India is one nation that has been pushing a digital payments agenda. As part of the government’s cashless initiative – in light of last November’s demonetisation – there has been ‘notable growth’ in the bitcoin market in India, according to Arun Jaitley, India’s finance minister.
This is despite the fact that bitcoin doesn’t have a legal status in India; however, neither is it illegal, says Sharma. It is because of this grey area that the economist has reservations about bitcoin’s legal acceptance in the country.
“Unless the cryptocurrency is properly and comprehensively regulated and monitored by a robust institution, I don’t see bitcoin becoming a legal currency in India,” he added.
The question as to whether India will regulate bitcoin remains unanswered. This is currently an issue that is being debated within the country’s government. If it is regulated it may fall under the remit of country’s central bank, the Reserve Bank of India (RBI).

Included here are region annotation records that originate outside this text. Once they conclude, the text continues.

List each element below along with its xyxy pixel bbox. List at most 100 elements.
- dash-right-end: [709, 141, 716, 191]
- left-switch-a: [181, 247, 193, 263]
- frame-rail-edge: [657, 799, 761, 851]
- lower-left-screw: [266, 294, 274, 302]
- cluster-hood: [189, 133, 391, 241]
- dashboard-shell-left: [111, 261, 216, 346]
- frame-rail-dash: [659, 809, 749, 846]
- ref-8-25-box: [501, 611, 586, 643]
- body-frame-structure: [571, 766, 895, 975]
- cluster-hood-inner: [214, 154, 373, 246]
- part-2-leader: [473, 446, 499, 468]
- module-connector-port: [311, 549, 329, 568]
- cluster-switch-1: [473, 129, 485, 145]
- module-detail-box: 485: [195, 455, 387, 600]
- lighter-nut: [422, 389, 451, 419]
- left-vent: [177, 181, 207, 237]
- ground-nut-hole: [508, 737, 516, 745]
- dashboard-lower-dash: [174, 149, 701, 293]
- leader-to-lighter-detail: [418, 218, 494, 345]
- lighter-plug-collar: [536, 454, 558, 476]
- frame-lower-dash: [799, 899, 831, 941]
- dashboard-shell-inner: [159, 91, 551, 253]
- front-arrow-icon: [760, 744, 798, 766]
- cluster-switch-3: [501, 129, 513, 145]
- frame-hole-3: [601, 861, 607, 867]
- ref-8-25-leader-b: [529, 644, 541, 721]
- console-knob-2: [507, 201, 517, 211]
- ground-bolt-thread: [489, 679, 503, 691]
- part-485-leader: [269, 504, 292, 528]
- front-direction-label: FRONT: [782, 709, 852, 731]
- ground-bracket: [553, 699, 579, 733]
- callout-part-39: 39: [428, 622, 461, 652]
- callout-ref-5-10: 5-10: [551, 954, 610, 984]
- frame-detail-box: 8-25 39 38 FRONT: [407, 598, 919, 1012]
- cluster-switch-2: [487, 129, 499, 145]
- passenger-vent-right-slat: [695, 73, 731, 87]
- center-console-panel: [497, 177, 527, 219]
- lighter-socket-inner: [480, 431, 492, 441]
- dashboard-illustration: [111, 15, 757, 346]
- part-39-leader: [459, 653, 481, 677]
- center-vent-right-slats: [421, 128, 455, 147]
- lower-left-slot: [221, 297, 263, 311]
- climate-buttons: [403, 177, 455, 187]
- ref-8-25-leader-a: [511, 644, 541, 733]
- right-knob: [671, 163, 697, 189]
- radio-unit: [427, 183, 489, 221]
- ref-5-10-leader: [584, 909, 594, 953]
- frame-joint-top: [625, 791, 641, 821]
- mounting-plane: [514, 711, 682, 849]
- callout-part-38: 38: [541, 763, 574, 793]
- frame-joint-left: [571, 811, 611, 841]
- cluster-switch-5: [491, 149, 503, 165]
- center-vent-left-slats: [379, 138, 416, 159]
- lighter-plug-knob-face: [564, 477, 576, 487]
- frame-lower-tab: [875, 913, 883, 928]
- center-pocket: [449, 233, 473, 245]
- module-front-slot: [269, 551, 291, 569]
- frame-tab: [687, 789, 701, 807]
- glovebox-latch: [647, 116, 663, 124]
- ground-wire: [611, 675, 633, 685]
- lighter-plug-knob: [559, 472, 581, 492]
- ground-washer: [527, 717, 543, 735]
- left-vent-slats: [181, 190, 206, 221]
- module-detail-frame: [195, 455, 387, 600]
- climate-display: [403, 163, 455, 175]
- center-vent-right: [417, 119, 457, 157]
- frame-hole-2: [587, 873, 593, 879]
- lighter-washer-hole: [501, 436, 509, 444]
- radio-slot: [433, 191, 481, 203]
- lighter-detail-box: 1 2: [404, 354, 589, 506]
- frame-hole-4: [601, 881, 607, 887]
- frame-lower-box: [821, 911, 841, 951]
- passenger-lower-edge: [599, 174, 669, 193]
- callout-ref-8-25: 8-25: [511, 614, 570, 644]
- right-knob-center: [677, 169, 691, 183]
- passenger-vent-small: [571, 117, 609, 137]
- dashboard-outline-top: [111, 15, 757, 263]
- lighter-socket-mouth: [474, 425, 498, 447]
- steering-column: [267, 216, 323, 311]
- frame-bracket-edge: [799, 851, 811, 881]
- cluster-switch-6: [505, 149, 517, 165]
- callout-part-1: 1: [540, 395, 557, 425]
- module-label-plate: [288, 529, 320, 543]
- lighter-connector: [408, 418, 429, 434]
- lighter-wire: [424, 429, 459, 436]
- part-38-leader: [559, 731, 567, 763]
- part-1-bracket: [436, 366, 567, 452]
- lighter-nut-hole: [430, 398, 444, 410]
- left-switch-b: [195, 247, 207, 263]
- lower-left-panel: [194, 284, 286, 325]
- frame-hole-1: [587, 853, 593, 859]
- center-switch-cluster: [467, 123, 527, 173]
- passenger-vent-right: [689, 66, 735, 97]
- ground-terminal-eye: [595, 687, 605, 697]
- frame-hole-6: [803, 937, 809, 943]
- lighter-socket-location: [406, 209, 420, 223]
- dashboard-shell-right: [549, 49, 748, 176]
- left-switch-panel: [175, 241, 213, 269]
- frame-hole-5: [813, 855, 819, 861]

However, it could be regulated by the Securities and Exchanges Board of India (SEBI).
Yet, while regulatory oversight has yet to be determined, reports suggest that bitcoin is ‘unlikely to be declared illegal in India.’
Furthermore, the government is even considering its own digital currency, which will function similarly to bitcoin.
Of course, while India appears to be supportive of cryptocurrencies, the longer it takes for authorities to establish a regulatory and legal framework for them, the greater the threat of risks, says Sharma. These include regulatory risks, scalability risks, the risk of hacking and extreme volatility.
“Bitcoin wallets are stored in computers or mobile devices; if those devices get stolen you may permanently lose access to your holdings,” he added. “Further, since it’s not regulated by authorities, you may not be able to report it either.”
He also believes that as demand for bitcoin grows in India, illicit schemes will continue to be set up while stating that investors should be aware of the risks.
“It is the most volatile asset in the global market and it is highly speculative,” Sharma said. “You need to be prepared to lose everything you invest. Also, while it looks promising now, don’t count on the price to keep rising forever.”